Now the Irish yews are surging skywards, thrusting out dark flames of leaf and stem.
They are slow, but it’s been over a decade now, trickling from flame to flame.
There is a blurred line
where a century of tidy head-height tinkering ended, and a tight sea of brooding, black-edged green foliage has broken through, and swept away order.
The yews erupt, as stone crumbles and falls.
Birds roost in them at twilight in scores, warm, undisturbed, by gale or snow.
Behind the safety fencing, beyond the do-not-pass and danger signs,
is a place where no man goes.
Gravestones lean, tip and tumble; make new, safe alcoves, tunnels and tiny shelters for unregarded lives.
Grass rises, dances with nettle and willow herb, falls, forms dense mats and decomposes slowly.
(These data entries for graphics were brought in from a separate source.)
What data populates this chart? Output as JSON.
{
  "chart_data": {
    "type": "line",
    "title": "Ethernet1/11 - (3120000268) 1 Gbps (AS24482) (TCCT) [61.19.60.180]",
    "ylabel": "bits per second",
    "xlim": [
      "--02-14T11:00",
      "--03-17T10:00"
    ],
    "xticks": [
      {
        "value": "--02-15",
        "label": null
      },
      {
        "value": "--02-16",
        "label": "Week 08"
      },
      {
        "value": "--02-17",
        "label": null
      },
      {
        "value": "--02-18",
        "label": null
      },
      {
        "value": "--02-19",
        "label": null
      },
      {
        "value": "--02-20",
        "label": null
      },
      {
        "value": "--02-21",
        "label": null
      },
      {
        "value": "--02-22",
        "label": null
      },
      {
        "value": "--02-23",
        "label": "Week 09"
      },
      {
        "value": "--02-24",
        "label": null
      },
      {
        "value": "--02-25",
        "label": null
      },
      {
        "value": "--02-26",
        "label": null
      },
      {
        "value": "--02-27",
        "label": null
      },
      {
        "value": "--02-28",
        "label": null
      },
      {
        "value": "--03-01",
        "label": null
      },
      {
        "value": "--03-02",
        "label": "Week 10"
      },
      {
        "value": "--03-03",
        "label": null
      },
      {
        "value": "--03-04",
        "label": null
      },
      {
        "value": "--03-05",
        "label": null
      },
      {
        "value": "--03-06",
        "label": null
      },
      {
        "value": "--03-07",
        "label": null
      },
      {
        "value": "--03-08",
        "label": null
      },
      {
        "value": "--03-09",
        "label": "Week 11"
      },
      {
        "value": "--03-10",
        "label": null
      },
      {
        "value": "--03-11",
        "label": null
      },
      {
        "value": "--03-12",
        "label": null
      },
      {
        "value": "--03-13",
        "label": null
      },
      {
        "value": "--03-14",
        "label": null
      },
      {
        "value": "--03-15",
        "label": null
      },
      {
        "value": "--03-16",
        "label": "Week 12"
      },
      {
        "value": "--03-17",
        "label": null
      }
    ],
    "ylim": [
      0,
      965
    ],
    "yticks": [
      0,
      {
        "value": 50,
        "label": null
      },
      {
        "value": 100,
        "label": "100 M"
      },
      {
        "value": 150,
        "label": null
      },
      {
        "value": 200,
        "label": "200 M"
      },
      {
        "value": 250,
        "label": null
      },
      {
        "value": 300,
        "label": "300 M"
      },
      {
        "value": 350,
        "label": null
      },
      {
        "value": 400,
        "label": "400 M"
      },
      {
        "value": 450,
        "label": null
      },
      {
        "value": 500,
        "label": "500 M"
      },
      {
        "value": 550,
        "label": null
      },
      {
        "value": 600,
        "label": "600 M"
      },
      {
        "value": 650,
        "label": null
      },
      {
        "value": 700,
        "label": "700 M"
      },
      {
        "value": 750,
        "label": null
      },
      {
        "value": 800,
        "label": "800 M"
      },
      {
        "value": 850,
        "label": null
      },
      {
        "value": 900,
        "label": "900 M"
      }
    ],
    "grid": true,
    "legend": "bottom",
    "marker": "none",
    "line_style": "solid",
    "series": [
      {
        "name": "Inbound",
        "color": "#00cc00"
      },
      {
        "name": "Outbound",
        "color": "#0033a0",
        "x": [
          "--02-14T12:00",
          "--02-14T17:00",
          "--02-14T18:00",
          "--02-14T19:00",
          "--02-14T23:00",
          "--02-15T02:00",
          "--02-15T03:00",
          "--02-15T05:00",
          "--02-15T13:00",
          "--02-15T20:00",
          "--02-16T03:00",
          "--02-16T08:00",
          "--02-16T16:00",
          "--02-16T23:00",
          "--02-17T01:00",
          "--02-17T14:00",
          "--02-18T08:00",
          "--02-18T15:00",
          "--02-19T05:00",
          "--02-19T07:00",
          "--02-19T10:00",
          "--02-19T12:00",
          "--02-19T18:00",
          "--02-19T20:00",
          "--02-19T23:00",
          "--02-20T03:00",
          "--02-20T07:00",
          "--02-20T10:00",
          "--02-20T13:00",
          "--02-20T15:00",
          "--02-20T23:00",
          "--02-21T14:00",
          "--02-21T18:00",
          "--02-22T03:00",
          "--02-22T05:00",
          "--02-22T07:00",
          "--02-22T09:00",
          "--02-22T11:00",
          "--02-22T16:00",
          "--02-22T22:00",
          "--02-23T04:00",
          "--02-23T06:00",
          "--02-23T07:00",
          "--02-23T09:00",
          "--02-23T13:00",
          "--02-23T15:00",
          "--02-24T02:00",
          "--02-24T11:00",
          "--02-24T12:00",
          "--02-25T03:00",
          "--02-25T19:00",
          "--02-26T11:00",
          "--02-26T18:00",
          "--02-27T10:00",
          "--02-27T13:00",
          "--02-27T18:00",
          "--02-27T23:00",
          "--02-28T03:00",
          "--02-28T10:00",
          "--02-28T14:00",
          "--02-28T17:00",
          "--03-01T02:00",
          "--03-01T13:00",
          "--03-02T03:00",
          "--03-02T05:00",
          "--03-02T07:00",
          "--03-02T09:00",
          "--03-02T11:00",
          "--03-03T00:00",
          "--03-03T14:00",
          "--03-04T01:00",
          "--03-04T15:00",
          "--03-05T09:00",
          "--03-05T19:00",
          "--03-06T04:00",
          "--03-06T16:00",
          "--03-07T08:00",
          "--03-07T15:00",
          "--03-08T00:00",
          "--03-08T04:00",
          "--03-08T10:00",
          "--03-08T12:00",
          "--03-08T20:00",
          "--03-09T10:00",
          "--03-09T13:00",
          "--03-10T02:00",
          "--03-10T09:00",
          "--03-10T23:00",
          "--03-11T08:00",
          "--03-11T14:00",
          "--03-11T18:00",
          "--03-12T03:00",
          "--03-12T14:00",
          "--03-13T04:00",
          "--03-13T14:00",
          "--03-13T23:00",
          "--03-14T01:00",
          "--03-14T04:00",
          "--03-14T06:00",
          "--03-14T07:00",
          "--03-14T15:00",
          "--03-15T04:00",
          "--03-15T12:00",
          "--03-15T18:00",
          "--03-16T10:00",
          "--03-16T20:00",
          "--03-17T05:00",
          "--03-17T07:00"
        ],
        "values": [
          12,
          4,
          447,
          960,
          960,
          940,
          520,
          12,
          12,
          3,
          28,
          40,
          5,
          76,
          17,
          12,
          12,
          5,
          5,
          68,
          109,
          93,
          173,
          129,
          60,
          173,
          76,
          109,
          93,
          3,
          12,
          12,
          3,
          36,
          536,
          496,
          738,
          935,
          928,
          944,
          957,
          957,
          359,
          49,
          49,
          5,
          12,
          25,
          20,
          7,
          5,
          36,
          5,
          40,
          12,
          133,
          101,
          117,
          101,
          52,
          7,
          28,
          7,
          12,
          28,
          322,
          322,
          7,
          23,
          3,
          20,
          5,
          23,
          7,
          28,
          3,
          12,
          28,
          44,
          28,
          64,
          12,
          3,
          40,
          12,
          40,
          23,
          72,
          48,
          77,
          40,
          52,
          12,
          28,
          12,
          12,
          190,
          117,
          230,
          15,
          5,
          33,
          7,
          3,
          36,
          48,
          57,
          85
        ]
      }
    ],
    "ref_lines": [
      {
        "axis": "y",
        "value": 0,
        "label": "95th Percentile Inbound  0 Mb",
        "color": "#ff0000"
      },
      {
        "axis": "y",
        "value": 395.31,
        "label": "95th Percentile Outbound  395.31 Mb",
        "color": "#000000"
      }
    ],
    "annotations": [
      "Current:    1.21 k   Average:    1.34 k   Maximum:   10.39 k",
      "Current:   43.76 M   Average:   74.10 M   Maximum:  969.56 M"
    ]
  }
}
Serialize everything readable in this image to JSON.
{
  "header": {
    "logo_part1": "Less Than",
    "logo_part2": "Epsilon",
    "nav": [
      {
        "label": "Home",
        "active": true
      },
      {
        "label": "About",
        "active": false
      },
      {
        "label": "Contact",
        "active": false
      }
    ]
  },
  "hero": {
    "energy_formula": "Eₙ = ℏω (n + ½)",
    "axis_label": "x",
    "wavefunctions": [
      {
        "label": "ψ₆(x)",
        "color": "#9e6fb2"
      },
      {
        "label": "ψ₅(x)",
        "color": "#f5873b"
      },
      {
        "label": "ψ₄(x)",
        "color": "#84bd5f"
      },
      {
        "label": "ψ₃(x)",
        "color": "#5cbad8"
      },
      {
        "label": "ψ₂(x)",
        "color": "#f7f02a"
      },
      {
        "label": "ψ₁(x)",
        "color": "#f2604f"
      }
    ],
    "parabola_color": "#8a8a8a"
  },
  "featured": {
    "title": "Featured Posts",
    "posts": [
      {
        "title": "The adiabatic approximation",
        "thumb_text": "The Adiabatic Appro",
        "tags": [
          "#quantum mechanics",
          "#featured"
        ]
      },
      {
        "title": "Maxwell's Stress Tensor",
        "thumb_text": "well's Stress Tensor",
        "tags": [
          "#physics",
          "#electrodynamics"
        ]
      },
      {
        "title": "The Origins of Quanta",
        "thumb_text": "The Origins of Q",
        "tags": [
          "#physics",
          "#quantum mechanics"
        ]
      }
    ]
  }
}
Rhododendron Elizabeth, first red fire of February, sprawls and spreads and flowers on, uncorseted.
But most of the orderly and well-tamed shrubs they planted by the paths and over loved ones shrink and cower now
beneath the onslaught of bird-borne buddleia, bramble and insidious sweet elder.
Secrets are kept here among the dead. Trysts are made
between fungus and flowers, moss and bird, animal, alga, insect, lichen and all
the free flow of life invisible, multiplying, dividing, swarming, with the Irish yews, making universes from perceived dereliction.
Sanctuary now, holy ground, as never before.